Bunların padişaha bildirmesini ve kendisinin bu üç sırdan başka müneccimi olmadığının arzını rica etti. Devlet işlerini bizzat idare etmek yolundaki samimî arzusuna rağmen hakikî mânasıyla anlayışlı ve kudretli bir pâdişâh olmadığında şüphe yoktur.
— BİRİNCİ ABDÜLHAMİD (20/MART/1725 - 6/7/NİSAN/1789 PAZARTESİ/SALI): Babası: Üçüncü Ahmed, Annesi: Rabia •Sultan'dır. Yirmi yedinci Osmanlı Padişahıdır. 48 yıl, 10 ay, 3 günlük iken (49 yaşı içinde) 21/Ocak/1774 tarihinde pâdişâh olmuş, 15 sene, 2 ay 17 gün hükümdarlıkta kalmıştır. 64 yıl, 18 günlükken (65 yaşında) vefat etmiştir. Birinci Abdülhamid, babası Üçüncü Ahmed'in vefat ettiği tarihten itibaren sarayda mahpus kalmış, dış âlemle hiç temas etmemiş, devletin hali hazır durumu hakkında pek az bilgi sahibi olabilmiş, bütün bilgisi, mahpus bulunduğu odada eski tarih kitaplarını okumaktan ibaret bulunmuştu. Üçüncü Mustafa'nın yerine 1774 de pâdişâh oldu. Bu sırada Osmanlılar Rusya ile savaş yapıyordu. Ordumuzun yenilgisi üzerine 1774 yılında KÜÇÜK KAYNARCA barışı yapıldı. Barışın şartları çok ağırdı Bu yeni pâdişâhı çok üzdü. Bu yüzden sadrazam Hamid Paşa ile Cezayirli Haşan Paşaya, orduyu donanmayı yenileştirmeleri hususunda yetki verdi. Bunlar Avrupa’dan subay ve mühendis getirdiler. Osmanlı Donanması Çeşme'de yakıldığı için işe donanmadan başladılar. Batılı düzende Haliç'te
Mühendishane-i Bahri-i Hümayun açıldı. Bu arada yetişen denizciler harita ve gemi yapacaklardı. Topçuluk ve istihkâmcılıkta da bazı yenilikler yapıldı. Fakat bu yeniliklere devam edemedi. Bununda sebebi bu yeniliklerde pâdişâhın sağ eli olan Halil Hamid Paşanın öldürülmesi ve Rusya’nın Kırım'ı zapt etmesidir. Birinci Abdülhamid, 49 yaşında pâdişâh olmuştur. Bilgisi görgüsü azdı. Yakınlarının çok etkisi altında kalıyordu. Halil Hamid Paşayı sevmeyenler, III. Selim'i pâdişâh yapacak diye veziriâzam hakkında mütemadiyen pâdişâhı dolduruyorlardı. Pâdişâh, saf olduğundan bu söylenenlerin etkisi altında kaldı ve Halil Hamid Paşayı öldürttü. Halil Hamid Paşanın öldürülmesi, Osmanlı Hükümetinde bir sarsıntı doğurdu.
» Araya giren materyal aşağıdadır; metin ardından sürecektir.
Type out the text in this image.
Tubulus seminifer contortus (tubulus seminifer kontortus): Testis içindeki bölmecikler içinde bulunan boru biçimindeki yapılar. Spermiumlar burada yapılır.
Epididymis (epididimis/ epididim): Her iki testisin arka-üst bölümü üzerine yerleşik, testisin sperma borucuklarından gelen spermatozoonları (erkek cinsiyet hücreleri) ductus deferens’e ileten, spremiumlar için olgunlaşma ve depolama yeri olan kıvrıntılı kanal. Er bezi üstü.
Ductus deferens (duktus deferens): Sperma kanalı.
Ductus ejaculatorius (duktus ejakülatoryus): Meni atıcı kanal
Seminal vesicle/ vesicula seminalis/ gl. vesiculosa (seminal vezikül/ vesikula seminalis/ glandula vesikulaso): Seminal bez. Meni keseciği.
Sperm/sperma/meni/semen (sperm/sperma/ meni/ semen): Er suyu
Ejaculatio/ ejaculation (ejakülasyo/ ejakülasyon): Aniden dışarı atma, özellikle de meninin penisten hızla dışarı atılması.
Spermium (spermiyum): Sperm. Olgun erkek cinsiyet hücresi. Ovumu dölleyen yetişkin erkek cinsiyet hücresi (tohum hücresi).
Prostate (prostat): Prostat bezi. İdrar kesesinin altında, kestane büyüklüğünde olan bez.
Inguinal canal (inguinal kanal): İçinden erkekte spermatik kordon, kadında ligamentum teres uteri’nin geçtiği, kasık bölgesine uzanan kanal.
Ruslar bu arada Kırım’ı aldılar. Müslüman bir memleketin Rus topraklarına katılması, Osmanlılar arasında büyük bir üzüntü yarattı. Arkasından İkinci Katerina ile Avusturya İmparatoru II. Leopoldu’un Osmanlı topraklarını paylaşmak için bir anlaşma yapmaları.Osmanlıların savaş açmasına sebep oldu (1787). Osmanlı Ordusu, Avusturya ve Ruslara karşı savaşa girişti. Bu savaşlarda yenilmemiz, ihtiyar padişahı çok üzdü. ÖZİ KALESİNİN düştüğüne dair, Osmanlı Ordusu Komutanından gelen haberi okuyan padişah’a birdenbire fenalık geldi .felç oldu ve o gece öldü (1789). Osmanoğulları arasında şefkatli ve iyi kalpli, fakat zayıf bir şahsiyet olarak kalmaktadır.